2. November 2011 – 16:40 Ulrich Herb (2848x aufgerufen) |


Nachdem die Royal Society 2008 für drei Monate einen freien Einblick in ihr Zeitschriftenarchiv gewährte, kann man dieses wertvolle Archiv ab jetzt frei nutzen, Dank Open Access. Wer sich an den Blog-Beitrag von 2008 nicht mehr so recht erinnert, der kann in der neuen Presse-Mitteilung der Royal Society noch einmal nachlesen, welche Schätze er jetzt bergen kann:

Around 60,000 historical scientific papers are accessible via a fully searchable online archive, with papers published more than 70 years ago now becoming freely available.

The Royal Society is the world’s oldest scientific publisher, with the first edition of Philosophical Transactions of the Royal Society appearing in 1665.  Henry Oldenburg – Secretary of the Royal Society and first Editor of the publication – ensured that it was “licensed by the council of the society, being first reviewed by some of the members of the same”, thus making it the first ever peer-reviewed journal.

Philosophical Transactions had to overcome early setbacks including plague, the Great Fire of London and even the imprisonment of Oldenburg, but against the odds the publication survived to the present day.  Its foundation would eventually be recognised as one of the most pivotal moments of the scientific revolution.
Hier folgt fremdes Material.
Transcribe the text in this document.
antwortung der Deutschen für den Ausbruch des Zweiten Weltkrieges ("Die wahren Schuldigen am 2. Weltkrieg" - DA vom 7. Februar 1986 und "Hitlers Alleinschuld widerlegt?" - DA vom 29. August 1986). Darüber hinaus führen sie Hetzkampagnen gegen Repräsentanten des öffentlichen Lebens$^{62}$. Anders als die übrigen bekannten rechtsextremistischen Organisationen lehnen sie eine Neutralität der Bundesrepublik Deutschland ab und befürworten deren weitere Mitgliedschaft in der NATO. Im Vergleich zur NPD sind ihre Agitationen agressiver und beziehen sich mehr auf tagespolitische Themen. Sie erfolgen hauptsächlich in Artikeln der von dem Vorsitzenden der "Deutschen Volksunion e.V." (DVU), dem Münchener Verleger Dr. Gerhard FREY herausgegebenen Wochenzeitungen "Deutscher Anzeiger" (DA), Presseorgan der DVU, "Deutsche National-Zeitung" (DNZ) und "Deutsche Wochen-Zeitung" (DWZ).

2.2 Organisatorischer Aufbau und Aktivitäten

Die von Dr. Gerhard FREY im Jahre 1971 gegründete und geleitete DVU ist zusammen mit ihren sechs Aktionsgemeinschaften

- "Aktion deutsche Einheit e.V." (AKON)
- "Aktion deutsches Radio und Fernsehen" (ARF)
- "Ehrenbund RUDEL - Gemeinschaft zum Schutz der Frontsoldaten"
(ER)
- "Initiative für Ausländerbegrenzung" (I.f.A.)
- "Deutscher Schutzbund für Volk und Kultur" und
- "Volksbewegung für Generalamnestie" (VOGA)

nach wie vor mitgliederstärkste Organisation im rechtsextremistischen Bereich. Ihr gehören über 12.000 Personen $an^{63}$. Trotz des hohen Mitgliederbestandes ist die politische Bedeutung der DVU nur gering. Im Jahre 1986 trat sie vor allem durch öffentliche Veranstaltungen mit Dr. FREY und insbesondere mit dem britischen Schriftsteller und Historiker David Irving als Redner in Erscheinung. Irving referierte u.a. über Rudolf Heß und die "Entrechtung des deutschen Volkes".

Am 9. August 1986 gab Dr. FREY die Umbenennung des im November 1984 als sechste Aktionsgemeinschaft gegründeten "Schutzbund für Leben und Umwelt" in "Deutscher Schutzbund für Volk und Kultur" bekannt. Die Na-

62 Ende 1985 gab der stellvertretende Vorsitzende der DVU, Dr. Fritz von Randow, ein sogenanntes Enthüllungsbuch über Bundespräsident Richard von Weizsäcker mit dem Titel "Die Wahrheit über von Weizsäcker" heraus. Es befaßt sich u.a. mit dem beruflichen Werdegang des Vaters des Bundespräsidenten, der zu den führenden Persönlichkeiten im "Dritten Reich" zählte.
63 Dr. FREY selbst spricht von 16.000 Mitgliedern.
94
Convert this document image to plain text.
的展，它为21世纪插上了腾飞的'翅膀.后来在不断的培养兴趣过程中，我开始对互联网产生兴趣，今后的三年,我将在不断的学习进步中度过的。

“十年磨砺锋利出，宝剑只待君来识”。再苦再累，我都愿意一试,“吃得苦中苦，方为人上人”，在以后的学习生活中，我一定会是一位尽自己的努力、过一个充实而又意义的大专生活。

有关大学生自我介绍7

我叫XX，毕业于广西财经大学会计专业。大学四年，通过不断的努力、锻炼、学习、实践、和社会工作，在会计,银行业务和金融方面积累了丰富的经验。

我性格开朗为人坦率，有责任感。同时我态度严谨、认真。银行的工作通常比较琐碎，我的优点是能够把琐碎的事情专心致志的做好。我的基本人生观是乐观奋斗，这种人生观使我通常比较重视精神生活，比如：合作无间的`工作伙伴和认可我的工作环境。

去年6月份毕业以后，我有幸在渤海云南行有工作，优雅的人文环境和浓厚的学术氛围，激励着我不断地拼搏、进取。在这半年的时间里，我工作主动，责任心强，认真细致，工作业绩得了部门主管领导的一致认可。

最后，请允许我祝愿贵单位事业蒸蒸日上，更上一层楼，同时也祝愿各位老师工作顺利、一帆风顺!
Professor Uta Frith FRS, Chair of the Royal Society library committee, said: “I’m delighted that the Royal Society is continuing to increase access to its wonderful resources by opening up its publishing archives.  The release of these papers opens a fascinating window on the history of scientific progress over the last few centuries and will be of interest to anybody who wants to understand how science has evolved since the days of the Royal Society’s foundation.”

Treasures in the archive include Isaac Newton’s first published scientific paper, geological work by a young Charles Darwin, and Benjamin Franklin’s celebrated account of his electrical kite experiment.  And nestling amongst these illustrious papers, readers willing to delve a little deeper into the archive may find some undiscovered gems from the dawn of the scientific revolution – including accounts of monstrous calves, grisly tales of students being struck by lightning, and early experiments on to how to cool drinks “without the Help of Snow, Ice, Haile, Wind or Niter, and That at Any Time of the Year.”

Henry Oldenburg writes in his introduction to the first edition: “…it is therefore thought fit to employ the Press, as the most proper way to gratify those, whose…delight in the advancement of Learning and profitable Discoveries, doth entitle them to the knowledge of what this Kingdom, or other parts of the World, do, from time to time, afford…”, going on to state that potential contributors are: “…invited and encouraged to search, try, and find out new things, impart their knowledge to one another, and contribute what they can to the Grand design of improving natural knowledge, and perfecting all Philosophical Arts, and Sciences.”

Danken wir der ehrwürdigen Royal Society, dass sie sich von dem modernen Konzept des Open Access überzeugen ließ.